Frisco homeowners can expect tax breaks next year in the form of a homestead exemption. City Council took action to approve an exemption increase in ad valorem property taxes for residents within the city at its June 21 meeting. The change raises the homestead exemption from 10% to 12.5%. Homestead exemptions allow Texas homeowners to save money on property tax bills. There are different types of homestead exemptions with varying benefits available. To apply, contact the Collin County Appraisal District at 469-742-9200 or www.collincountytx.gov, or the Denton Central Appraisal District at 940-349-3800 or www.dentoncad.com.
What is a homestead exemption?
Exemptions allow homeowners to save on property tax bills. An exemption includes withheld value and a homestead cap.
A homestead exemption removes some or all of a home’s value from being taxed. School districts must offer a $40,000 exemption, and other entities may exempt up to 20% of a home’s value.
For instance, a home appraised at $700,000 had to pay Frisco ISD $8,870.40 in taxes last year. With a homestead exemption, however, that bill to FISD could change to $8,363.52—a savings of $506.88.
In addition, a homestead exemption limits the increase of your appraised property value to 10% annually, so long as no additional improvements or extensive renovations are made to the property.
For instance, if a home without an exemption were appraised at $700,000 in 2021 and $840,000 in 2022—a 20% increase—then $840,000 is the amount by which tax bills would be calculated for that homeowner. However, with a homestead exemption, the 2022 increase would be capped at 10%, or $770,000, lowering the taxable value of the home by $70,000.
Types of homestead exemptions
Various homestead exemptions are available to Texan homeowners.
General residence, the most common and easiest exemption to get, is for a homeowner’s primary residence.
Age 65 or older exemption gives an additional $10,000 off for school districts in addition to the $40,000 general residence exemption. This exemption also freezes school district taxes.
Disabled persons and veterans exemptions vary but can equal up to 100% of a home’s value from all taxing entities.
Spouses of persons killed in line of duty exemptions can withhold 100% of a home’s value from taxation, so long as the surviving spouse has not remarried.
The following general exemptions exist for Frisco homeowners. Appraisal districts can provide a comprehensive list.
School district exemptions
Frisco ISD: $40,000 off home’s value
Frisco: 12.5% off home’s value (as of the 2022-23 fiscal year)
Collin County: 5% off home’s value
Denton County: 1% off home’s value
Texas law changes
Two recent law changes benefit new and longtime homeowners’ property tax bills by allowing homeowners to acquire exemptions earlier and increasing how much value is withheld.
Texas Tax Code change
Before, homeowners had to wait until Jan. 1 of the following year •they purchased the home to claim a homestead exemption.
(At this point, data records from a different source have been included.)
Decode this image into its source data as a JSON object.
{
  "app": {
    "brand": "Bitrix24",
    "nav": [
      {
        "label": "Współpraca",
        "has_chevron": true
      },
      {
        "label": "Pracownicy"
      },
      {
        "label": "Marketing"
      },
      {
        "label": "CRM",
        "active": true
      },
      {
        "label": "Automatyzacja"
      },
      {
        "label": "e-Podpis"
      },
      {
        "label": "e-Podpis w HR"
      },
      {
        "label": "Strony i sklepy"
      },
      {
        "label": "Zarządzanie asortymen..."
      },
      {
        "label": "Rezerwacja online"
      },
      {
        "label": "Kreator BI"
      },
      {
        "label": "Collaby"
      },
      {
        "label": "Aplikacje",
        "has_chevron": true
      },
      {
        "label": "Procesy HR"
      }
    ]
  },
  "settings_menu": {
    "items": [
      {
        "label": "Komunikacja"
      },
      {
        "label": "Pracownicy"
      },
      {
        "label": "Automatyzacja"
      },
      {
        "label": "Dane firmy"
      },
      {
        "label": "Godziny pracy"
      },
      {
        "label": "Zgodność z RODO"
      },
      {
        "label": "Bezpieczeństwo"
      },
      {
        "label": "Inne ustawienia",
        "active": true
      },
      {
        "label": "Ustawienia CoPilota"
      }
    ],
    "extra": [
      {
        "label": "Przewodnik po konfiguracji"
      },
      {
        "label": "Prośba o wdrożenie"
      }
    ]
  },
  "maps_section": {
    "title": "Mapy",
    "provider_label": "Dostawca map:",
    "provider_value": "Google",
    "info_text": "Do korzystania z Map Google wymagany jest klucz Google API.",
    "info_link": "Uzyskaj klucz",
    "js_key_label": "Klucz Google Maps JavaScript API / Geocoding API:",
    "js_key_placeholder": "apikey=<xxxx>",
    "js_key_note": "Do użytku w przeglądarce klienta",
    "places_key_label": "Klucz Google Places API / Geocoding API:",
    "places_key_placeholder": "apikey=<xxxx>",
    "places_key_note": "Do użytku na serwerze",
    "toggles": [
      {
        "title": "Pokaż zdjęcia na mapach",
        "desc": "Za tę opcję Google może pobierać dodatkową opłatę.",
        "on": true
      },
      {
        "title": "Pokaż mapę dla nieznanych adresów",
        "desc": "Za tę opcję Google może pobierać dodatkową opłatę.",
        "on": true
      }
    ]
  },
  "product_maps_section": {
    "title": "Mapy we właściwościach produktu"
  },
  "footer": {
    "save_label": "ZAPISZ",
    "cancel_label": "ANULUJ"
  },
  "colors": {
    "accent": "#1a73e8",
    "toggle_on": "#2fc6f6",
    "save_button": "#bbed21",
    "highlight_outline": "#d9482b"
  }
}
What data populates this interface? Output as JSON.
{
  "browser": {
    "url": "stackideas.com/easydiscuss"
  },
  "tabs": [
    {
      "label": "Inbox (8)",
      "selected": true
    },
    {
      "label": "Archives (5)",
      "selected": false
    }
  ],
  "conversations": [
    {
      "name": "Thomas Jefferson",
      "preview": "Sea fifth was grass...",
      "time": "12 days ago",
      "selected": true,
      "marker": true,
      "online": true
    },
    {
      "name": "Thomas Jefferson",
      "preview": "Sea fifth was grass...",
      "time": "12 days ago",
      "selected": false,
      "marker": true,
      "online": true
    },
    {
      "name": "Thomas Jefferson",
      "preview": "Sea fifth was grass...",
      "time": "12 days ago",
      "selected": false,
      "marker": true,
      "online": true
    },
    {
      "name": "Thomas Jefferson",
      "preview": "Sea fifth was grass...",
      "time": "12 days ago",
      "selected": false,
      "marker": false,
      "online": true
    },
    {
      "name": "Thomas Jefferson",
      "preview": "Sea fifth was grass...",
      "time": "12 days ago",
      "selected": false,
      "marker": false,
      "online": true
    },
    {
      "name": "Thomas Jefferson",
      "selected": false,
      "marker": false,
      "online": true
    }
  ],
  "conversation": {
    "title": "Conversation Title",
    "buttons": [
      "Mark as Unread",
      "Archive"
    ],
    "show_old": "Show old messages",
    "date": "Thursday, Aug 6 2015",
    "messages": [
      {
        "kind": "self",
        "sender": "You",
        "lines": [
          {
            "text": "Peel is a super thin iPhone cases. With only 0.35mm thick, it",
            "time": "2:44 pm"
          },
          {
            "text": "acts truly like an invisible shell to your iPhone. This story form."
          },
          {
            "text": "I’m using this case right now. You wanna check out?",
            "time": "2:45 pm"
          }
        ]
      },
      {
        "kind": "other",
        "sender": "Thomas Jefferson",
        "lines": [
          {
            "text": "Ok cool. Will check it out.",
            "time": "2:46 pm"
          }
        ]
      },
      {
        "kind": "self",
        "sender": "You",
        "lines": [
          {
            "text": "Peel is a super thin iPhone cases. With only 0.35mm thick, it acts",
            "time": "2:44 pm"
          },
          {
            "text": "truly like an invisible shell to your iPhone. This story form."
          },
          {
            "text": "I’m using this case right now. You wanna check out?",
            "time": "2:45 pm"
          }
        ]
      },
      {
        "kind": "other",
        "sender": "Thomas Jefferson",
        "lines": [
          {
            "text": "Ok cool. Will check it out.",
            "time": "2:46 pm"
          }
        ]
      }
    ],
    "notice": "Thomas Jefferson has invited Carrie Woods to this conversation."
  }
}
They would not see a cap on their property appraisal until Jan. 1 after the year they bought their home.
Now, as of Jan. 1, 2022, a qualified homeowner can claim a homestead exemption as of the date they own and occupy the property so long as the previous owner did not claim a homestead exemption in the same year. The change allows homeowners to benefit from a homestead exemption, including the cap, earlier.
Note: If residents who purchased a home in 2021 have been granted a homestead exemption this year, they will see withheld value from various taxing entities in 2022, but their homestead value will not be capped at 10% growth until 2023.
State proposition 1 & 2
Before, the homestead exemption for each school district across the state was $25,000.
Now, Texas residents voted in May in favor of a proposition•upping the school district exemption to $40,000. Texas voters also approved a separate proposition to potentially reduce tax rates for school maintenance and operations for homeowners with a 65 or older or veteran exemption.